Pulitizer Prize-winning journalist Richard Ben Cramer dies

Cramer, whose narrative non-fiction spanned presidential politics and the game of baseball, was 62.

By: Associated Press report, Associated Press

WASHINGTON — Pulitzer Prize-winning journalist Richard Ben Cramer, whose narrative non-fiction spanned presidential politics and the game of baseball, has died. He was 62.

His agent, Philippa Brophy, said Cramer died Monday at Johns Hopkins Hospital in Baltimore from complications of lung cancer. He lived with his wife, Joan, on Maryland's Eastern Shore.

Cramer earned the 1979 Pulitzer Prize for international reporting from the Middle East, a topic he returned to later in his career while with the Philadelphia Inquirer.

His other notable work included a best-selling biography of New York Yankees great Joe DiMaggio, an influential magazine profile of another baseball star, Ted Williams, and a critically acclaimed, behind-the-scenes account of the 1988 U.S. presidential race, “What It Takes: The Way to the White House.”

Cramer was known for an in-depth reporting style that involved spending significant time with the subjects he profiled and recreating scenes with vivid color and dialogue.

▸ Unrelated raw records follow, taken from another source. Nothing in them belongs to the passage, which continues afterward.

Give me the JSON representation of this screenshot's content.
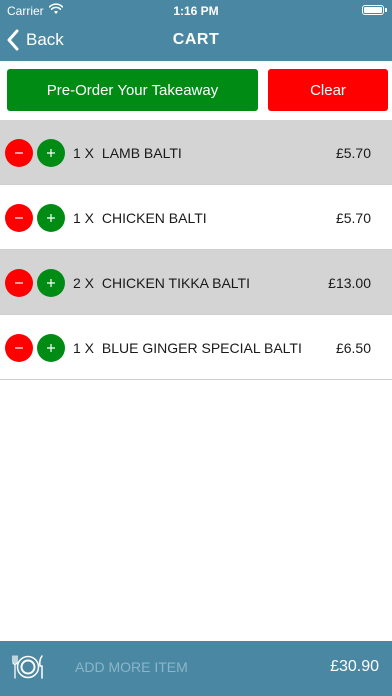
{
  "status_bar": {
    "carrier": "Carrier",
    "time": "1:16 PM"
  },
  "nav": {
    "back_label": "Back",
    "title": "CART"
  },
  "actions": {
    "preorder_label": "Pre-Order Your Takeaway",
    "clear_label": "Clear"
  },
  "cart": {
    "items": [
      {
        "qty": "1 X",
        "name": "LAMB BALTI",
        "price": "£5.70"
      },
      {
        "qty": "1 X",
        "name": "CHICKEN BALTI",
        "price": "£5.70"
      },
      {
        "qty": "2 X",
        "name": "CHICKEN TIKKA BALTI",
        "price": "£13.00"
      },
      {
        "qty": "1 X",
        "name": "BLUE GINGER SPECIAL BALTI",
        "price": "£6.50"
      }
    ]
  },
  "footer": {
    "add_more_label": "ADD MORE ITEM",
    "total": "£30.90"
  },
  "colors": {
    "header_bg": "#4a87a3",
    "preorder_bg": "#008c14",
    "clear_bg": "#ff0000",
    "row_shaded": "#d4d4d4"
  }
}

His 1986 profile of Williams in Esquire magazine traced the arc of the hitter's career — including his personal relationships and feelings on fame — from early days to post-baseball life in the Florida Keys, where, Cramer wrote, locals might run into him at the tennis club, coffee bar or tackle shop.

“It was forty-five years ago, when achievements with a bat first brought him to the nation's notice, that Ted Williams began work on his defense. He wanted fame, and wanted it with a pure, hot eagerness that would have been embarrassing in a smaller man. But he could not stand celebrity. This is a bitch of a line to draw in America's dust,” Cramer wrote.

His book on the 1988 presidential race delved into the lives and careers of the candidates, explaining how eventual winner George H.W. Bush had early in his political career resisted the urging by advisers to speak openly about his war record or the death of his young daughter from leukemia — personal topics he later discussed movingly during his presidential campaign.

His 2000 biography of DiMaggio, “Joe DiMaggio: The Hero's Life” made best-seller lists and offered a complex, multi-faceted portrayal of his life and career.